J’ai connu le cardinal Bergoglio en 2005 durant le Synode sur l’Eucharistie. À cette occasion nous avons longuement travaillé ensemble et ainsi j’ai pu le connaître personnellement. Quand il est devenu Pape, j’ai réalisé que l’élection ne l’avait pas changé, il est resté lui-même : simple, le cœur et l’esprit toujours concentrés sur l’évangélisation. Sa question est : comment proposer l’Evangile aujourd’hui ? Pas dans un monde abstrait mais dans le monde réel avec ses zones de lumière et ses zones d’ombre. Cela me frappe beaucoup. On pourrait penser que, quand on devient Pape, on change d’attitude. En quelque sorte, me rendre compte de cela a été le premier changement que sa personne a provoqué en moi.

Comment ?
Il m’a rappelé que le ministère qui nous est confié n’est pas une position d’honneur et de privilège mais reste un appel, une mission. Nous sommes et nous restons des serviteurs. C’est quelque chose qui me provoque beaucoup.

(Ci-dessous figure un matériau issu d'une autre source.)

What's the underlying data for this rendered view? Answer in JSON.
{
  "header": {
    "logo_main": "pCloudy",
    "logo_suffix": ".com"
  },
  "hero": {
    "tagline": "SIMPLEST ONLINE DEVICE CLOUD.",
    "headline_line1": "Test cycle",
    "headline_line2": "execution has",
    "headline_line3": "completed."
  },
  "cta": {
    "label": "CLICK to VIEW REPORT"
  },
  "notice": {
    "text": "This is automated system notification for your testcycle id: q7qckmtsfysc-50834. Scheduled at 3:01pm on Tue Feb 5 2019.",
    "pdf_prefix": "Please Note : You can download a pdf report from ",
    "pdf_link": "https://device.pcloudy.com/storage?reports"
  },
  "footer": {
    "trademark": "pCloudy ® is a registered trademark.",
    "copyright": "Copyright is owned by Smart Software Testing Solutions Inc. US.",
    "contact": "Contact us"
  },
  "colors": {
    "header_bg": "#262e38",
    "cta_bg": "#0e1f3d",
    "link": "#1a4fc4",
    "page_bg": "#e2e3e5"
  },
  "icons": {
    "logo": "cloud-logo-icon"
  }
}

Puis j’ai remarqué un deuxième changement.



Lequel ?
François n’enseigne rien de nouveau, tout ce qu’il dit est déjà écrit dans l’Evangile : l’amour de Jésus pour les pauvres, l’appel à la conversion et tout le reste. Il m’a dit qu’il admire beaucoup Paul VI, en particulier l’Evangelii nuntiandi, qui pour moi est peut-être le document le plus important de l’après Concile. Mais François a mis l’accent sur la joie, le gaudium, parce qu’il y a une tendance dans le monde contemporain, et pas seulement dans l’Eglise, à se sentir fatigués et tristes. La vie de famille, les études, le travail : tout est vécu comme un poids. Mais nous avons la vraie raison pour être heureux : Jésus mort et ressuscité est vivant et il est notre espérance. C’est cela qui nous donne force et nous réjouit. Mais il s’agit d’une joie qui n’oublie pas la réalité avec les ombres de la vie quotidienne. Nous sommes heureux parce que le Seigneur est l’Emmanuel, Dieu-avec-nous, un Dieu victorieux. Et puis il y a le dernier changement, celui que j’appellerais « conversion pastorale ».

Expliquez-nous.
L’appel pour un pasteur ne se limite pas à la proclamation de l’Evangile, mais nous demande de montrer à tous les signes de la présence de Dieu dans la vie quotidienne. C’est cela qui fait respirer les gens et réveille l’espérance. Les journaux et la télévision font de la place à ce qui ne fonctionne pas. Par contre, l’Eglise doit chercher les signes de ce que Dieu fait. Par exemple, je dis aux volontaires de Caritas Internationalis qui travaillent dans les camps de réfugiés de ne pas voir seulement la misère et la souffrance mais aussi les gestes d’amour, le témoignage de la force de l’esprit humain qui résiste. Car ce sont là les signes de la présence de Dieu.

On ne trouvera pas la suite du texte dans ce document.